Our check for missing death registration record (Step 2) applicable for only NSW death data demonstrates the application of the “uniqueness” rationale that can be applied for all studies and data sources. For projects that involved cross-jurisdictionally linked data, the checks for consistency in the IDs matching (e.g. Steps 17) illustrate the effective “uniqueness” rationale to identify potential incorrect links when the study participants were represented by different sets of IDs. In studies when the IDs mapping tables are not provided by the cross-jurisdictional data linkage unit (i.e. the IDs were embedded in the data sets), researchers are advised to create the mapping tables by summarising the IDs variables to identify inconsistencies. Checking for consistency among people identified as moving between jurisdictions and the integration of IDs (Steps 19–21) are essential for all studies using cross-jurisdictional linkage of person-level unit records. A failure to identify and manage the IDs matching inconsistencies would result in a lost (if one-to-many merging) or over-collation (if many-to-many merge) of information.

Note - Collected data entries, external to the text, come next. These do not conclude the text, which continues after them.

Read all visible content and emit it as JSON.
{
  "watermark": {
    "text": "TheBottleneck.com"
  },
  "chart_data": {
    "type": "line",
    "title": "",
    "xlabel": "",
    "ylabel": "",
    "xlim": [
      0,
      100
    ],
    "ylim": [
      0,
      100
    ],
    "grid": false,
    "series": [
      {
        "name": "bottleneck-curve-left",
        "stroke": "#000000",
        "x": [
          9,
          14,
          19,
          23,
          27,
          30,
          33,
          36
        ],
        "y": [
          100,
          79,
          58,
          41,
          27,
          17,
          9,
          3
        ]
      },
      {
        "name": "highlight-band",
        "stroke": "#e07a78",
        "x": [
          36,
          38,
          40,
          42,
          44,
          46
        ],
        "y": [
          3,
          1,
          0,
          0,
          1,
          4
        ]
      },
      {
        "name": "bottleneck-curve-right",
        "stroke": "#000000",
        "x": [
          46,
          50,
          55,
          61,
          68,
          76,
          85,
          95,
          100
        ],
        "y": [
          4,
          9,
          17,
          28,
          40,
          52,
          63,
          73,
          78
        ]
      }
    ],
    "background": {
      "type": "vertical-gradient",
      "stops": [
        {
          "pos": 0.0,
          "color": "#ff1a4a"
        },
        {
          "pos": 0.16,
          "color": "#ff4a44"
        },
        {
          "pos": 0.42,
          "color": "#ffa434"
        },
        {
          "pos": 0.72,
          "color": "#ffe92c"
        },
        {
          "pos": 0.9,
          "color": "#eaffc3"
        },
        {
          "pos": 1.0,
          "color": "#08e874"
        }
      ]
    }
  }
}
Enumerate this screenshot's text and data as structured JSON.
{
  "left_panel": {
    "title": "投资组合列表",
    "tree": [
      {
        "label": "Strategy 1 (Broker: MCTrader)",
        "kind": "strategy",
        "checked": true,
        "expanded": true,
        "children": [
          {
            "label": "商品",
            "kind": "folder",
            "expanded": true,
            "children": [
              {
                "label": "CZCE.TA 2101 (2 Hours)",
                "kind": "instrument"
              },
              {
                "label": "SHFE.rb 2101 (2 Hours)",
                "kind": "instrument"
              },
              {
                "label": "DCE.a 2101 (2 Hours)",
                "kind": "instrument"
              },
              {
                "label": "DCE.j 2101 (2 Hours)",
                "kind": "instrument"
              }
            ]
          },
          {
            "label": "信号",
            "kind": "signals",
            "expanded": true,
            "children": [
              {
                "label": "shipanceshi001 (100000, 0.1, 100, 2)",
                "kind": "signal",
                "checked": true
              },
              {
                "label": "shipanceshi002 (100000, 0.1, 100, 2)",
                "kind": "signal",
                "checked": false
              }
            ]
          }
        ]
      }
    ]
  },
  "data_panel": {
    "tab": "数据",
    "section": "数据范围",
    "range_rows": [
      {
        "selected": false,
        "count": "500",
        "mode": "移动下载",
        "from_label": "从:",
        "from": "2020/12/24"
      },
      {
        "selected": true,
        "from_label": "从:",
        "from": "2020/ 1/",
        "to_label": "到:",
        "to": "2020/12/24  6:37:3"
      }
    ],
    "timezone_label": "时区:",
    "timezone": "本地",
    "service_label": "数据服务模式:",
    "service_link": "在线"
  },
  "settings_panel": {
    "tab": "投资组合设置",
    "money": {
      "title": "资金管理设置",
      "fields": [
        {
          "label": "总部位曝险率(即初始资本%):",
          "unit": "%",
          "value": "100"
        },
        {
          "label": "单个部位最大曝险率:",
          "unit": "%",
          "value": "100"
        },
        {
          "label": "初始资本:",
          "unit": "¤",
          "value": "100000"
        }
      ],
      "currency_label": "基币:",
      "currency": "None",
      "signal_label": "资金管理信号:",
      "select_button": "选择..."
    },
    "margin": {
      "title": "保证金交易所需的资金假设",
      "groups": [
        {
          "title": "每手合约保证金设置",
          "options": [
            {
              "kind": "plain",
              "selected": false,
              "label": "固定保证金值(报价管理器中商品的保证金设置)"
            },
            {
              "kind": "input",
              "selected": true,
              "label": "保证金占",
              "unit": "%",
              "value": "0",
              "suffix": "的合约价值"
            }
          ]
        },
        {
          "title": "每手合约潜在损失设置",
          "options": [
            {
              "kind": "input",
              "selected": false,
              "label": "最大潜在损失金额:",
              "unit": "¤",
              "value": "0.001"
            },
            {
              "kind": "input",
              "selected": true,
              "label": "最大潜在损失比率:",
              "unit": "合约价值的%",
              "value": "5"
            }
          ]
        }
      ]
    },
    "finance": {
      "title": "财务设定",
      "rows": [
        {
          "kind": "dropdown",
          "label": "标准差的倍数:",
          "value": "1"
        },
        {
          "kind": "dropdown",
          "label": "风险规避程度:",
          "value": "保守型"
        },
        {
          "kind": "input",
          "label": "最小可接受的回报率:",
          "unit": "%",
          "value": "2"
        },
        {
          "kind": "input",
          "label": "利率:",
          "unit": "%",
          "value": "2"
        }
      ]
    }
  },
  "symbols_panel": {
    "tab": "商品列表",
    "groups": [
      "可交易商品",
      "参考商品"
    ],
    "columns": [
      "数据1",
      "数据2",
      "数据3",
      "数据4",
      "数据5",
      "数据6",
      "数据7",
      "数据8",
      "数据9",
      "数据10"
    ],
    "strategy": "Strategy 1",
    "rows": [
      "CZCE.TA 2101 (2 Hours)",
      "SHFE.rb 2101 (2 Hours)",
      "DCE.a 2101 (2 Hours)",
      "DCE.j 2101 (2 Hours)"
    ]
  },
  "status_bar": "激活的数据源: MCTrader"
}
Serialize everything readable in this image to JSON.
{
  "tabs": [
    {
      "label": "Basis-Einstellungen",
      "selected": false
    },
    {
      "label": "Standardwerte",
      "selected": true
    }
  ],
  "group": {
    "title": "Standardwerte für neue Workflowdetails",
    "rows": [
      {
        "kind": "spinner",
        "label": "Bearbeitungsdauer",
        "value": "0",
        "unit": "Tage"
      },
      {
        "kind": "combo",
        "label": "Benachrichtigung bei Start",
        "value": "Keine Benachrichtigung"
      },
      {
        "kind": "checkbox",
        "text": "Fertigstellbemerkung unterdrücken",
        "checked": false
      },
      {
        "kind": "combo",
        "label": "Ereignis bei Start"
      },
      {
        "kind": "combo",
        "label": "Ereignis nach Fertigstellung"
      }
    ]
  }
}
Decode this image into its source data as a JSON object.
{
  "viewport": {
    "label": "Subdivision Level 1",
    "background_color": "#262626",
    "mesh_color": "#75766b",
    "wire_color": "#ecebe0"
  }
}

During the development of algorithms, it is critical to make sure that the exclusion of study participants is not related to their health status or outcomes (i.e. the algorithms not creating selection bias). This selection bias can arise because people having multiple contacts with health services would have higher chance of inconsistencies being identified. The decision to classify the inconsistencies as incorrect links, therefore, should be based on biological and chronological plausibility, and coherence between different data items. Inconsistencies that are biologically and/or chronologically impossible (e.g. different women mapped to a single ID of the child, medications dispensed years after date of death) are indicative of incorrect linkage. When linkage errors cannot be ruled out immediately, additional information obtained from related variables or records can help to inform decisions. For example, dates of the maternal hospital separation associated with the delivery were used to verify baby DOB (Steps 6 and 9) or inconsistencies were found in more than one data items (mother’s sex and month/year of birth as in Step 12). When decisions about reasonable values or patterns are imposed, it is important to evaluate the implications of chosen cut-offs by quantifying extent of the exclusion. For instance, a conservative decision was made for inconsistencies in parity (Step 8.3.1) as a less restrictive criteria i.e. expected number of pregnancy =1 and the count of pregnancy record ≥3 (instead of ≥4) would result in an additional 156 women being flagged for exclusion (578 instead of 422 women).

Conclusion

In conclusion, comprehensive and well-documented data consistency checks prior to commencing planned statistical analyses will improve the quality and reproducibility of perinatal research using linked administrative data. The data cleaning methods developed for the Smoking MUMS Study are recommended in other perinatal linkage studies, with appropriate modifications made based on knowledge about the data collections, validity and coherence of data items. Adoption of similar data cleaning methods across studies will assist in making comparisons across jurisdictions and countries, as well as across studies that are using ostensibly the same source datasets.